The NCAA's report focused most of all on Boeheim, who has been head coach of the program since 1976. The NCAA said Boeheim failed to promote an atmosphere of compliance and monitor his staff. It added that Syracuse did not monitor the athletics program.
Responding to the decision in a statement on Friday per ESPN, Boeheim acknowledged the violations and said he is relieved that the "unparalleled 8-year investigation" has concluded.
He added that he is "disappointed" with many of the findings and conclusions in the report and called the penalties "unprecedented."
"The Committee chose to ignore the efforts which I have undertaken over the past 37 years," Boeheim said, adding that the NCAA instead "chose to focus on the rogue and secretive actions" of a YMCA employee and former director of basketball operations."
The NCAA said many of the team's violations came from its director of operations, who, the NCAA noted, was "handpicked" by Boeheim to address academic matters.
A number of academic violations were also outlined, including athletes who received credit for coursework.
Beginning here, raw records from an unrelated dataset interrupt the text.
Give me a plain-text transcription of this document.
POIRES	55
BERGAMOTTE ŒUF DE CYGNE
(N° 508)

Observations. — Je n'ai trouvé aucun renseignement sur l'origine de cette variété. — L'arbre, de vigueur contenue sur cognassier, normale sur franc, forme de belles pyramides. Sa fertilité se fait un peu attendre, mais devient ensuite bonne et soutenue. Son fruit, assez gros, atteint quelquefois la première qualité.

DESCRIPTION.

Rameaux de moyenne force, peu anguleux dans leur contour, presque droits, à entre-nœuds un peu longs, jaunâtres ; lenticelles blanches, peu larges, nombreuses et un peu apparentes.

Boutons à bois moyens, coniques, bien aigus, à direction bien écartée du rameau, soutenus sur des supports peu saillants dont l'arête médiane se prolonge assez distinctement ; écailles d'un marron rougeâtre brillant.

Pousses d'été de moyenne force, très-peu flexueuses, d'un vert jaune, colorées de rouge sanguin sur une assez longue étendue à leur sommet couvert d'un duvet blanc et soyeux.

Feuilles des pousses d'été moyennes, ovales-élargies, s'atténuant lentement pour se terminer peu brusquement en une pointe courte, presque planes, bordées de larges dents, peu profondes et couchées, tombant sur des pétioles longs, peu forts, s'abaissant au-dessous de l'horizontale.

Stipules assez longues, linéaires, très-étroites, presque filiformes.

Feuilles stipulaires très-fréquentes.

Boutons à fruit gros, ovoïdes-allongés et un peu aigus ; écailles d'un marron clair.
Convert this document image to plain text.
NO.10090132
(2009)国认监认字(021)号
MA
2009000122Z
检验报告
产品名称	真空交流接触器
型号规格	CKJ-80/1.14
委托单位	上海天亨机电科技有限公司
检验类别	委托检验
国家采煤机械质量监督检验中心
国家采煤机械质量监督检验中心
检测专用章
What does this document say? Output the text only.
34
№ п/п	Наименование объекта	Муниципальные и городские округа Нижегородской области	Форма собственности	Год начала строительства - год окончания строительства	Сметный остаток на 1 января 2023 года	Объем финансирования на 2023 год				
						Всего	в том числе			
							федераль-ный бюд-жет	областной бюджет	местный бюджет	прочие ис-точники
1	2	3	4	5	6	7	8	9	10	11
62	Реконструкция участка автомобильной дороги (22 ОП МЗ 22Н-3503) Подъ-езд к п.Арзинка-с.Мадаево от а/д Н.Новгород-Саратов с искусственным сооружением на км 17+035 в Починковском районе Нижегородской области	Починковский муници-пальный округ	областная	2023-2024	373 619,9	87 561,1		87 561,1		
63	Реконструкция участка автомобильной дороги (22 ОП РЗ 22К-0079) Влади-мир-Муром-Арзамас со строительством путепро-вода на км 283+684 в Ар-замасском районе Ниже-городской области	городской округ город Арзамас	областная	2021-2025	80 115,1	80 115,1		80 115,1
A number of the program's staff members even completed coursework for a student in 2012.
Issues also extend to the school's booster program. Three basketball and two football players were given $8,000 in cash from one booster for volunteering at the YMCA.
In addition to Boeheim's suspension, the NCAA also accepted the school's self-imposed post-season ban, which it announced in February. However, the NCAA's Committee on Infractions would not elaborate on whether the school's move affected the committee's decision.
"I don't want to speculate about that," Britton Banowsky, chief hearing officer, said on a call with reporters when asked whether the NCAA would've handed Syracuse a post-season ban had the school not done so itself.
"We noted it and accepted it. That's it."
The school will also face a five-year probation, financial penalties, a vacation of wins and the men's basketball team will also have recruiting restrictions for two years. The basketball program will also lose 12 scholarships for the next four years.
The exact number of wins is yet to be determined by the school and NCAA officials and will be announced no less than 45 days from the report's release on Friday.
Here is a list of the full penalties, announced by the NCAA against Syracuse:
- Five years of probation, from March 6, 2015, through March 5, 2020.
- Vacation of all wins in which ineligible men’s basketball students played in 2004-05, 2005-06, 2006-07, 2010-11 and 2011-12 and ineligible football students played in 2004-05, 2005-06 and 2006-07. The public decision contains additional details.
- Fine of $500 per contest played by ineligible students.
- The school must return to the NCAA all funds it has received to date through the former Big East Conference revenue sharing for its appearances in the 2011, 2012 and 2013 NCAA Men’s Basketball Tournament.
- Suspension of the head basketball coach from the first nine conference games of 2015-16.
- Reduction of men’s basketball scholarships by three for the 2015-16, 2016-17, 2017-18 and 2018-19 academic years. If the school has already executed scholarship offers for the 2015-16 year, the school may begin the four-year penalty with the 2016-17 year.
- Reduction in the number of permissible off-campus recruiters from four to two from June 1, 2015, through May 31, 2017.
- The panel also accepted the school’s self-imposed postseason ban for the 2014-15 season, but noted that self-imposition of penalties after the conclusion of infractions hearings does not influence the outcome.
- Additional self-imposed penalties can be found in the public decision.